Que el president Carles Puigdemont es un político sorprendente a estas alturas nadie lo duda. No le gusta que le marquen la agenda, fija sus movimientos estratégicos con mucha antelación, es enormemente tozudo –tanto, que a Artur Mas sigue diciéndole que no se volverá a presentar–, tiene una seguridad en sí mismo a veces desconcertante y recoge rasgos del president Maragall en lo que se refiere a aquella proximidad de los alcaldes, a veces cercana al populismo, a la hora de acercarse a los ciudadanos.

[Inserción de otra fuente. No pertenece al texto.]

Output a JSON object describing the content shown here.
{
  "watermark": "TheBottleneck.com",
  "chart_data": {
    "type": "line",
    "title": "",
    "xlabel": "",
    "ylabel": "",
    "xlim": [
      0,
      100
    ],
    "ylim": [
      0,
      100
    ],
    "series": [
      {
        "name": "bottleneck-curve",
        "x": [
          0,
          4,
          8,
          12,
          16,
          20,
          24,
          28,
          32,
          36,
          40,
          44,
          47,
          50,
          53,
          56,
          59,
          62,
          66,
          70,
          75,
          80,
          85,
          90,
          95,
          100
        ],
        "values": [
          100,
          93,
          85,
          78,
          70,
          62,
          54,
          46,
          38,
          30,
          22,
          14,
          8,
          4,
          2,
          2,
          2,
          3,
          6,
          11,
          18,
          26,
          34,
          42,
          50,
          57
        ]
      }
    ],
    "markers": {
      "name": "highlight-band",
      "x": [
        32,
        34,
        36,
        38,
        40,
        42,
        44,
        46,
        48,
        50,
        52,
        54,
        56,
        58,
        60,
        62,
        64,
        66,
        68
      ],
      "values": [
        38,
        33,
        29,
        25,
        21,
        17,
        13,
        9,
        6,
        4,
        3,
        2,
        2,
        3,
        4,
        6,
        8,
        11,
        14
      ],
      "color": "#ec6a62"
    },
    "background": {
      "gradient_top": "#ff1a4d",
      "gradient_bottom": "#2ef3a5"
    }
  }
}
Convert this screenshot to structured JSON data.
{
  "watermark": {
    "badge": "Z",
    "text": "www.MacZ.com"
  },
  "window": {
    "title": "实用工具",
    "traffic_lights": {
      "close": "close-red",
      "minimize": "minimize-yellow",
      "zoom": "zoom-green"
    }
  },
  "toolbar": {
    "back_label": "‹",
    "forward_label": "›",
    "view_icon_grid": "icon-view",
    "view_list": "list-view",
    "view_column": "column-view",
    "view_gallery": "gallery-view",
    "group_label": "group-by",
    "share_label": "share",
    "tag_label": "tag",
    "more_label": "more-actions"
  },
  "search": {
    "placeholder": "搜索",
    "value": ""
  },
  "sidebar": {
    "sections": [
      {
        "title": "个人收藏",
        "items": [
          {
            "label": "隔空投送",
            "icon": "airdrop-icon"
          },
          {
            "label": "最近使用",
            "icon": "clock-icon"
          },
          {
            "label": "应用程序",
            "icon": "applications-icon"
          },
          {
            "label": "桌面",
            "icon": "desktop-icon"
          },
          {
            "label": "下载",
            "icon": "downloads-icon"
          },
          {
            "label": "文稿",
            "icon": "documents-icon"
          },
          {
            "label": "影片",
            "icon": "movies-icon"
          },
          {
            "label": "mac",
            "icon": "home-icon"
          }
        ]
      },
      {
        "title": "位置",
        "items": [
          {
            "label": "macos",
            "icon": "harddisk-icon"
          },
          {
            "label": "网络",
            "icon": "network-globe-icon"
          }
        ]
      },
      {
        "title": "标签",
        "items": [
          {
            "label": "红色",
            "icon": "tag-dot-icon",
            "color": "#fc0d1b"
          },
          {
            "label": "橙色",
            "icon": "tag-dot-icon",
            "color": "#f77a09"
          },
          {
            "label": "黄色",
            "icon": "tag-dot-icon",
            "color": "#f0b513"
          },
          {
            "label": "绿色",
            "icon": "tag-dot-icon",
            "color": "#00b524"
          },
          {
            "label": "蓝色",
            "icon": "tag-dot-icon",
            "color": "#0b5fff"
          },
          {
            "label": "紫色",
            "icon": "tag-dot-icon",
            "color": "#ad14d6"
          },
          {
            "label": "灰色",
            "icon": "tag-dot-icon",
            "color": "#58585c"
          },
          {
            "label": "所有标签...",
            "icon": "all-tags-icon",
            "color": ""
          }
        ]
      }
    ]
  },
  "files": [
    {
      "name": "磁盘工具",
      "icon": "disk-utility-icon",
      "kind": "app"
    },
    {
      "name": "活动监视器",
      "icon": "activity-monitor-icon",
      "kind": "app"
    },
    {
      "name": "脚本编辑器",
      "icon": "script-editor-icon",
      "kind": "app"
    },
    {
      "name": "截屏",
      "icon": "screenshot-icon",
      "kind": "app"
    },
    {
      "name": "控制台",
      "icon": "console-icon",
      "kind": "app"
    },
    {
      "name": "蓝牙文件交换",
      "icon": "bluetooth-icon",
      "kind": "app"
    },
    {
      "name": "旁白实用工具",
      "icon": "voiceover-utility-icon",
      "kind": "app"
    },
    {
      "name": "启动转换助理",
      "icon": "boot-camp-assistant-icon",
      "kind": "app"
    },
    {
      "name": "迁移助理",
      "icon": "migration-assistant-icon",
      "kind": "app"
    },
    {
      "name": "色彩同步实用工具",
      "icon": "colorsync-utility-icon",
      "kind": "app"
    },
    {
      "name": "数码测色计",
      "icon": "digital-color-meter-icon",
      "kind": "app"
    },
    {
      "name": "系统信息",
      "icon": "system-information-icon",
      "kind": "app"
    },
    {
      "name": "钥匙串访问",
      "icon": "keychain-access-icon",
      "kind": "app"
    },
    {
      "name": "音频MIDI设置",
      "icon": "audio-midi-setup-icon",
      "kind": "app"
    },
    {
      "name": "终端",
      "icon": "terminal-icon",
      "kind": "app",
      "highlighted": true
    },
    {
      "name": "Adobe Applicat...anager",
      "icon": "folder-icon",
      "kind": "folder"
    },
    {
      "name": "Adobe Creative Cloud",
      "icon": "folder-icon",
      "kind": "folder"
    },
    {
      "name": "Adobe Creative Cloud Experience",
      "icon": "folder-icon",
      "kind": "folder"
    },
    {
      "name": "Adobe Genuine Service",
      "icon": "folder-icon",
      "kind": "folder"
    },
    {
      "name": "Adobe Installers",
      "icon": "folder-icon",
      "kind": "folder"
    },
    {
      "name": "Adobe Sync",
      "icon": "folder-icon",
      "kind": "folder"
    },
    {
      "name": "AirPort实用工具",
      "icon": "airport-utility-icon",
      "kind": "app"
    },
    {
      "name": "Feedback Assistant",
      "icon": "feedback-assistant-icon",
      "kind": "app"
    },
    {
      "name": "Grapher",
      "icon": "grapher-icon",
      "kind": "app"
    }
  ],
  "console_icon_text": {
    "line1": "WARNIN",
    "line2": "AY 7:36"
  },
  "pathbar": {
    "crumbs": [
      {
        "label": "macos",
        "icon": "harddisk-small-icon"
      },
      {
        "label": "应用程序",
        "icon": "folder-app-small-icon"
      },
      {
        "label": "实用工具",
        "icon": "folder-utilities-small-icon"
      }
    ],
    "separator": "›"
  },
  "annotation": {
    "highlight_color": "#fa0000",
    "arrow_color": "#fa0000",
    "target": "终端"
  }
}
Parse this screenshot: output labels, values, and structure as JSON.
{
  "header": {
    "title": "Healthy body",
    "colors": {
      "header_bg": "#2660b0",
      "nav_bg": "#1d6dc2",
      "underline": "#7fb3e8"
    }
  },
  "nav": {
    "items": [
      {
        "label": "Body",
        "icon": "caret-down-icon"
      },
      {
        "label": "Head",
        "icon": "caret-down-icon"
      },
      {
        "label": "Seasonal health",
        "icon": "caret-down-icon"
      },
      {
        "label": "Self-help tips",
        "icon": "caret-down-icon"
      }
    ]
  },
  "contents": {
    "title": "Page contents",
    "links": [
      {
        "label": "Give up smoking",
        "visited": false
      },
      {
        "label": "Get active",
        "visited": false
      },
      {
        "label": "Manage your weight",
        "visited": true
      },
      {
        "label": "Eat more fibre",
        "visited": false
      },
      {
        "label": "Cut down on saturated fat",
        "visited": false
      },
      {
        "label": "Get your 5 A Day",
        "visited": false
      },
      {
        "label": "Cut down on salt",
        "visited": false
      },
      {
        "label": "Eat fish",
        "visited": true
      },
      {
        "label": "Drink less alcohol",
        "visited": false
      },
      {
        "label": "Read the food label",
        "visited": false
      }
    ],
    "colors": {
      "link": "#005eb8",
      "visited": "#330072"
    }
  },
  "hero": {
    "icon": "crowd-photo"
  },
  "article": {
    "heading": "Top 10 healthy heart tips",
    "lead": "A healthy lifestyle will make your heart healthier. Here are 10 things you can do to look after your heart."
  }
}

Por una suma de táctica y tozudez no ha querido hacerse la foto con la CUP negociando la moción de confianza como le pedía la formación anticapitalista. El argumento es tan simple como contundente: la confianza no se negocia, se tiene o no se tiene. Tampoco ha cedido a los cantos de sirena de Esquerra, partidarios de que se hiciera pública esta reunión para abordar seguidamente desde Economía los presupuestos. No ha sido, ni mucho menos, por abrir una vía de conflicto con su vicepresidente, con el que mantiene una más que buena relación, sino por remarcar que a él le conciernen preferentemente los pasos que se han de dar.

Puigdemont no ha dado entrevistas este verano pero tampoco ha estado callado. Ha hablado en las redes sociales de casi todo y muy especialmente de dos cosas, la ineficacia de la política española para alcanzar un acuerdo para la investidura de un presidente del gobierno y su determinación a llegar hasta el final en la hoja de ruta para proclamar el Estado catalán.

No ha dado más detalles en público pero es obvio que el referéndum de independencia está encima de su mesa como un paso intermedio entre la aprobación de las leyes de desconexión y las elecciones constituyentes. Y no porque se lo pida la CUP sino porque así lo empezó a diseñar hace ya varios meses.